Incestuous corporate boards regularly approve compensation packages for chief executives and others that are out of logic's range. As this newspaper has reported, the average CEO of a sizeable corporation makes more than $10 million a year, while the minimum wage for workers amounts to about $10,000 a year, and has not been raised in nearly a decade. When I graduated from college in the 1960s, the average CEO made 20 times what the average worker made. Today, that CEO makes 400 times as much.
In the age of globalization and outsourcing, and with a vast underground labor pool from illegal immigration, the average American worker is seeing a different life and a troubling future. Trickle-down economics didn't happen. Despite the vaunted all-time highs of the stock market, wages and salaries are at all-time lows as a percentage of the national wealth. At the same time, medical costs have risen 73% in the last six years alone. Half of that increase comes from wage-earners' pockets rather than from insurance, and 47 million Americans have no medical insurance at all......

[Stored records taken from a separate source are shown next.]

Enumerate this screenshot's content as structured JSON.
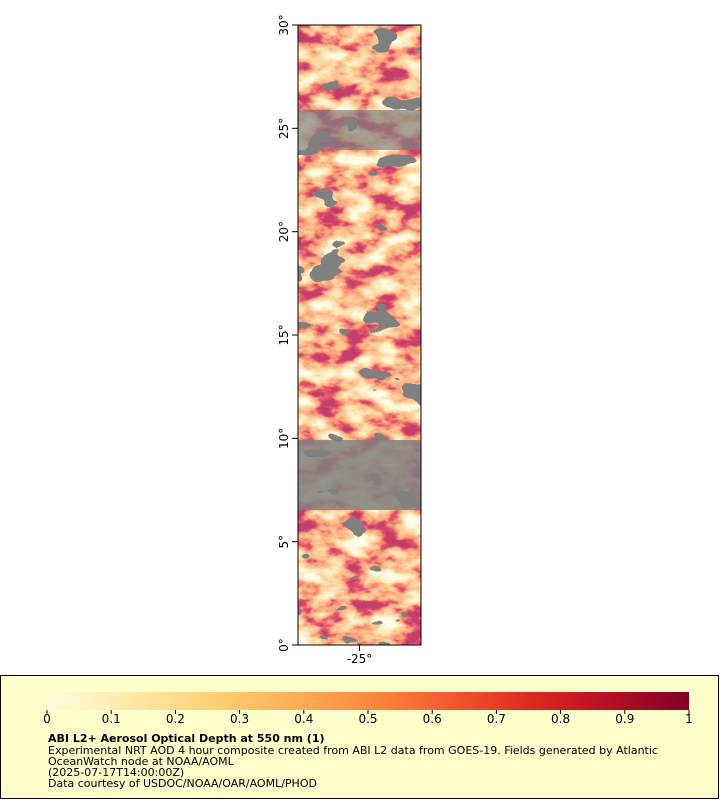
{
  "map": {
    "xlim": [
      -28,
      -22
    ],
    "ylim": [
      0,
      30
    ],
    "xticks": [
      {
        "value": -25,
        "label": "-25°"
      }
    ],
    "yticks": [
      {
        "value": 0,
        "label": "0°"
      },
      {
        "value": 5,
        "label": "5°"
      },
      {
        "value": 10,
        "label": "10°"
      },
      {
        "value": 15,
        "label": "15°"
      },
      {
        "value": 20,
        "label": "20°"
      },
      {
        "value": 25,
        "label": "25°"
      },
      {
        "value": 30,
        "label": "30°"
      }
    ]
  },
  "legend": {
    "title": "ABI L2+ Aerosol Optical Depth at 550 nm (1)",
    "lines": [
      "Experimental NRT AOD 4 hour composite created from ABI L2 data from GOES-19. Fields generated by Atlantic",
      "OceanWatch node at NOAA/AOML",
      "(2025-07-17T14:00:00Z)",
      "Data courtesy of USDOC/NOAA/OAR/AOML/PHOD"
    ],
    "colorbar": {
      "range": [
        0,
        1
      ],
      "ticks": [
        0,
        0.1,
        0.2,
        0.3,
        0.4,
        0.5,
        0.6,
        0.7,
        0.8,
        0.9,
        1
      ],
      "colors": [
        "#fffbe0",
        "#ffeaa8",
        "#fed27a",
        "#fdb257",
        "#fc8b40",
        "#f45a2e",
        "#dd2a21",
        "#b70f25",
        "#800026"
      ]
    }
  }
}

http://www.truth-out.org/archive/item/66991:jim-webb--class-struggle
a personal memory:
8 days before Webb wrote this, in the wee hours of Wednesday morning, November 8, 2006, I remember dosing off after no longer being able to stay awake for more returns. At the time, about 3 AM, the returns & media prognosticators were predicting that Webb had not succeeded in his battle with George Allen, and that the Republicans were going to retain control of the Senate (50/50, with the tie-breaker being Dick Cheney).

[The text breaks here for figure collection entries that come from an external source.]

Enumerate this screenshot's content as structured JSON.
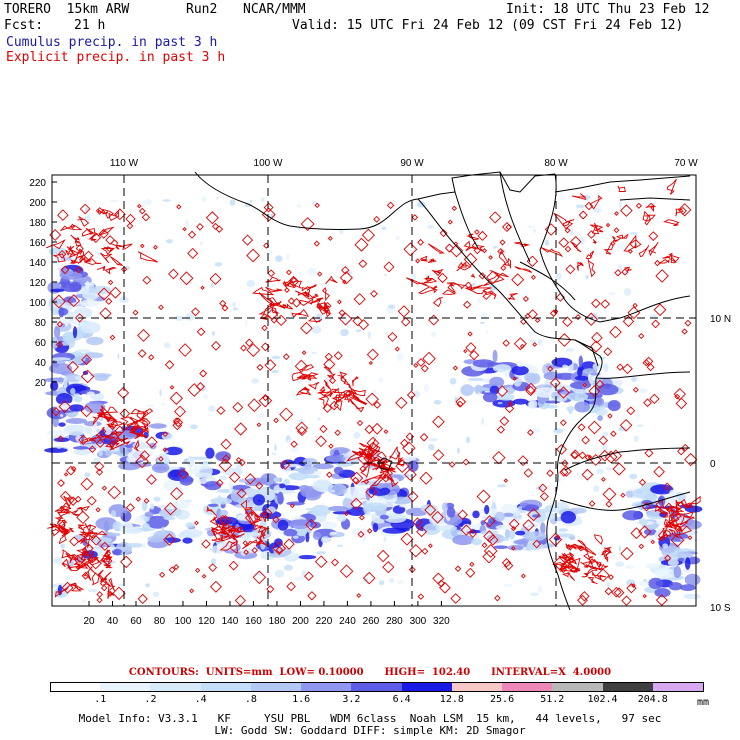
{
  "header": {
    "model": "TORERO  15km ARW",
    "run": "Run2",
    "org": "NCAR/MMM",
    "init": "Init: 18 UTC Thu 23 Feb 12",
    "fcst_label": "Fcst:",
    "fcst_value": "21 h",
    "valid": "Valid: 15 UTC Fri 24 Feb 12 (09 CST Fri 24 Feb 12)",
    "cumulus": "Cumulus precip. in past 3 h",
    "explicit": "Explicit precip. in past 3 h"
  },
  "colors": {
    "cumulus_text": "#1a1aa6",
    "explicit_text": "#e00000",
    "contour": "#e00000",
    "coast": "#000000"
  },
  "lon_labels": [
    "110 W",
    "100 W",
    "90 W",
    "80 W",
    "70 W"
  ],
  "lat_labels": [
    "10 N",
    "0",
    "10 S"
  ],
  "y_ticks": [
    "220",
    "200",
    "180",
    "160",
    "140",
    "120",
    "100",
    "80",
    "60",
    "40",
    "20"
  ],
  "x_ticks": [
    "20",
    "40",
    "60",
    "80",
    "100",
    "120",
    "140",
    "160",
    "180",
    "200",
    "220",
    "240",
    "260",
    "280",
    "300",
    "320"
  ],
  "contour_info": {
    "label": "CONTOURS:",
    "units": "UNITS=mm",
    "low": "LOW= 0.10000",
    "high": "HIGH=  102.40",
    "interval": "INTERVAL=X  4.0000"
  },
  "colorbar": {
    "unit": "mm",
    "labels": [
      ".1",
      ".2",
      ".4",
      ".8",
      "1.6",
      "3.2",
      "6.4",
      "12.8",
      "25.6",
      "51.2",
      "102.4",
      "204.8"
    ],
    "colors": [
      "#ffffff",
      "#eaf4ff",
      "#d8ebfb",
      "#c2def8",
      "#b4c8f4",
      "#8f98ee",
      "#5c5ce6",
      "#1a1ae6",
      "#f8c8c8",
      "#ee88b8",
      "#b8b8b8",
      "#404040",
      "#d8a8f0"
    ]
  },
  "model_info": {
    "line1": "Model Info: V3.3.1   KF     YSU PBL   WDM 6class  Noah LSM  15 km,   44 levels,   97 sec",
    "line2": "LW: Godd SW: Goddard DIFF: simple KM: 2D Smagor"
  }
}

When my alarm went off about 6AM, and I learned that Webb had pulled ahead, and that Webb would tip control of the Senate to Democrats, tears of joy overwhelmed me.
8 days later, Webb let the WSJ know his views on economics & Class Struggle in America.
TBF
(32,045 posts)We don't have enough of them in the party.
Le Taz Hot
(22,271 posts)Only ONE progressive so far in the possible pack and that's Bernie Sanders. Everyone else, meh. More of the centrist sell outs.
TBF
(32,045 posts)He's not a revolutionary socialist but he does care about people and he has been in Washington at least 20 years. He has the experience to know how to get things done in that city. Better than any of the other folks I've seen floated around.
bullwinkle428
(20,629 posts)more "centrist-ier"!
Vinca
(50,261 posts)Don't waste (other people's) money. Snowball. Hell.
Algernon Moncrieff
(5,790 posts)I'd also love to see him in the Veep spot.
Robbins
(5,066 posts)At least Hillary won't be getting a cornation In primarys.
If you attack Webb as too centist then so is hillary.
Hopefully someone else besides him runs against Hillary.I am anyone but her till someone runs i can firmly get behind.Hopefully bernie sanders runs in primarys with ELizabeth warren out.
MohRokTah
(15,429 posts)My hope is there will be at least one challenger from the Left.